We make our reality with digital bytes. Mark Halperin said so, I think...and Maureen Dowd agreed...I think I saw David Broder nod his head. But, of course, that's not true. History is still bigger than all of us. History still makes our all of our efforts to change the direction of this country and this world look small in comparison.
We've become such a proud and egotistical nation. Our leaders think nothing of invading a country like Iraq on the fly. The political math behind the succesive Iraq war votes was the same political math that's been fueling the calculations in this country for the last forty years...back to a moment when America made its last great stand for the real ideals behind our country...equal rights, the pursuit of happiness, equality before the law...before we got embroiled in that other war. 1964 was back when a President would dare to do something simply because it was the right thing to do...and because there were thousands of righteous and organized voices demanding it be so.
Of course, that war, Viet Nam, broke so many things.
Martin Luther King Jr. was protesting that war and fighting poverty the year he was shot. That same year Vice President Hubert Humphrey, who was a white voice for civil rights before that was a popular stance, broke his campaign for President on that war as well. Viet Nam was bigger than Humphrey. The depth of the hate in America was bigger than Martin Luther King Jr. In 1968, America learned the hard way about what ideals can, and cannot, do.
We are at a new turning point. It might not happen this election. But it will soon.
Children in our nation are born into a world with no idea of what fresh farm ice cream tastes like...or what it's like to live on a farm in harmony with one's animals and nature itself in a balanced cycle of life and death. And nobody puts pictures of imperfect, idealistic politicians on the wall anymore. It just wouldn't make sense.
Instead, we live in a world somewhere between the real world you see everyday and the one you are reading now. Cell phone calls, text messages, blogs, instant communication and analysis. The only way to get out the message about global warming is to make a movie about and hope the DVD does well. That's an inconvenient truth, too. You gotta hit 35,000 views on YouTube or you are nobody.

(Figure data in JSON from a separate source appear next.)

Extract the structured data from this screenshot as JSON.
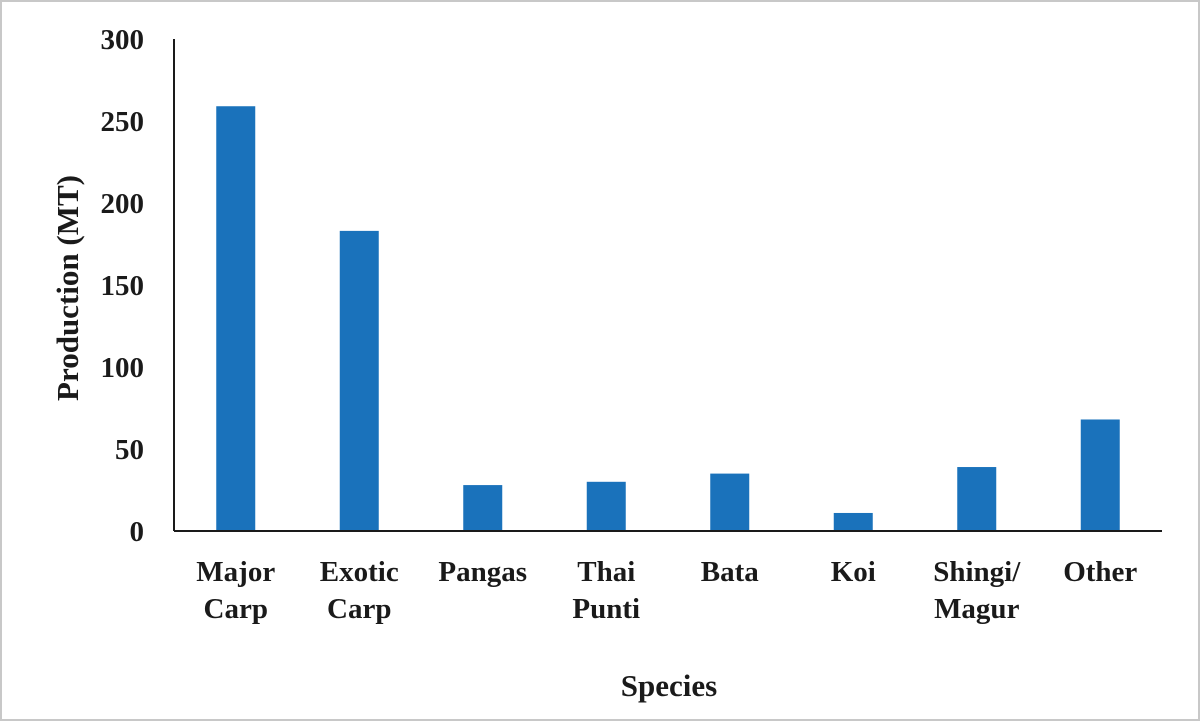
{
  "chart_data": {
    "type": "bar",
    "title": "",
    "xlabel": "Species",
    "ylabel": "Production (MT)",
    "ylim": [
      0,
      300
    ],
    "yticks": [
      0,
      50,
      100,
      150,
      200,
      250,
      300
    ],
    "grid": false,
    "legend": "none",
    "bar_color": "#1a72bb",
    "categories": [
      [
        "Major",
        "Carp"
      ],
      [
        "Exotic",
        "Carp"
      ],
      [
        "Pangas"
      ],
      [
        "Thai",
        "Punti"
      ],
      [
        "Bata"
      ],
      [
        "Koi"
      ],
      [
        "Shingi/",
        "Magur"
      ],
      [
        "Other"
      ]
    ],
    "values": [
      259,
      183,
      28,
      30,
      35,
      11,
      39,
      68
    ]
  }
}
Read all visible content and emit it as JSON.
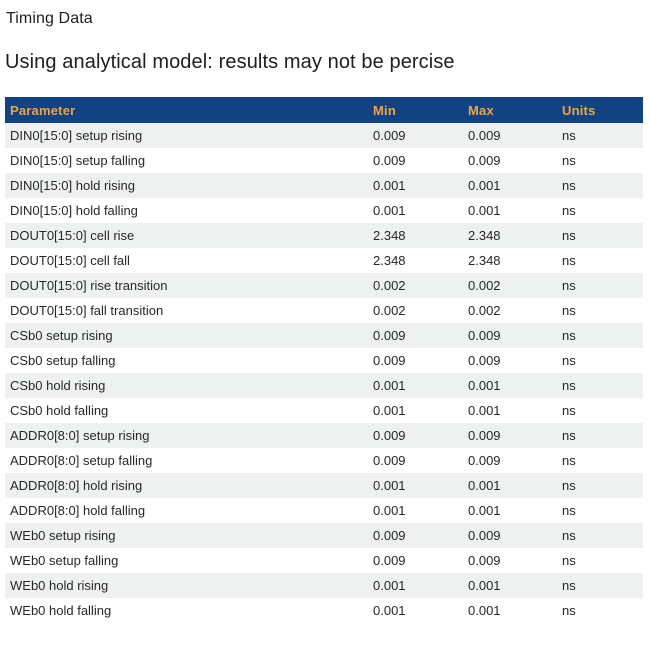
{
  "page": {
    "title": "Timing Data",
    "subtitle": "Using analytical model: results may not be percise"
  },
  "table": {
    "columns": [
      {
        "key": "parameter",
        "label": "Parameter"
      },
      {
        "key": "min",
        "label": "Min"
      },
      {
        "key": "max",
        "label": "Max"
      },
      {
        "key": "units",
        "label": "Units"
      }
    ],
    "rows": [
      [
        "DIN0[15:0] setup rising",
        "0.009",
        "0.009",
        "ns"
      ],
      [
        "DIN0[15:0] setup falling",
        "0.009",
        "0.009",
        "ns"
      ],
      [
        "DIN0[15:0] hold rising",
        "0.001",
        "0.001",
        "ns"
      ],
      [
        "DIN0[15:0] hold falling",
        "0.001",
        "0.001",
        "ns"
      ],
      [
        "DOUT0[15:0] cell rise",
        "2.348",
        "2.348",
        "ns"
      ],
      [
        "DOUT0[15:0] cell fall",
        "2.348",
        "2.348",
        "ns"
      ],
      [
        "DOUT0[15:0] rise transition",
        "0.002",
        "0.002",
        "ns"
      ],
      [
        "DOUT0[15:0] fall transition",
        "0.002",
        "0.002",
        "ns"
      ],
      [
        "CSb0 setup rising",
        "0.009",
        "0.009",
        "ns"
      ],
      [
        "CSb0 setup falling",
        "0.009",
        "0.009",
        "ns"
      ],
      [
        "CSb0 hold rising",
        "0.001",
        "0.001",
        "ns"
      ],
      [
        "CSb0 hold falling",
        "0.001",
        "0.001",
        "ns"
      ],
      [
        "ADDR0[8:0] setup rising",
        "0.009",
        "0.009",
        "ns"
      ],
      [
        "ADDR0[8:0] setup falling",
        "0.009",
        "0.009",
        "ns"
      ],
      [
        "ADDR0[8:0] hold rising",
        "0.001",
        "0.001",
        "ns"
      ],
      [
        "ADDR0[8:0] hold falling",
        "0.001",
        "0.001",
        "ns"
      ],
      [
        "WEb0 setup rising",
        "0.009",
        "0.009",
        "ns"
      ],
      [
        "WEb0 setup falling",
        "0.009",
        "0.009",
        "ns"
      ],
      [
        "WEb0 hold rising",
        "0.001",
        "0.001",
        "ns"
      ],
      [
        "WEb0 hold falling",
        "0.001",
        "0.001",
        "ns"
      ]
    ]
  },
  "colors": {
    "header_bg": "#114382",
    "header_text": "#F1A33C",
    "row_alt_bg": "#EFF1F1",
    "row_text": "#26272B",
    "title_text": "#1E1E1E"
  }
}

Talking to our neighbors is such an old fashioned relic of the past...like water from a dipper. Who needs neighbors anyways? Which is a funny thing. Because the other day I got together with some neighbors and talked about local politics. It's funny what you can learn when you do that, the friends you can make. It's funny how it will change your mind about the kind of power you have at your fingertips when you actually, you know, start to do something.
These folks had something to do with this group called DFA that is based on that idea. Meeting up, talking about politics with your neighbors, inviting other people to get involved.
There's other groups like that. They all work on the same principle. Local politics is a way to stay sane and change this world...one block at a time. Getting organized locally is a powerful way we can live up to our ideals and make them count. From where I stand, it's also one of the the only ways we humans can confront the force of history...one community at a time. That's how we founded this country, and it's how Rev. King forged the Civil Rights movement. In fact, there was a guy who was popular last presidential election cycle. His name was Howard Dean. He wasn't perfect. Nobody is. But his message was similar to what I'm trying to convey tonight. We are living at a turning point. These are exciting, significant times. What we do and say makes a difference.
Now, let's get off our asses and do something about it.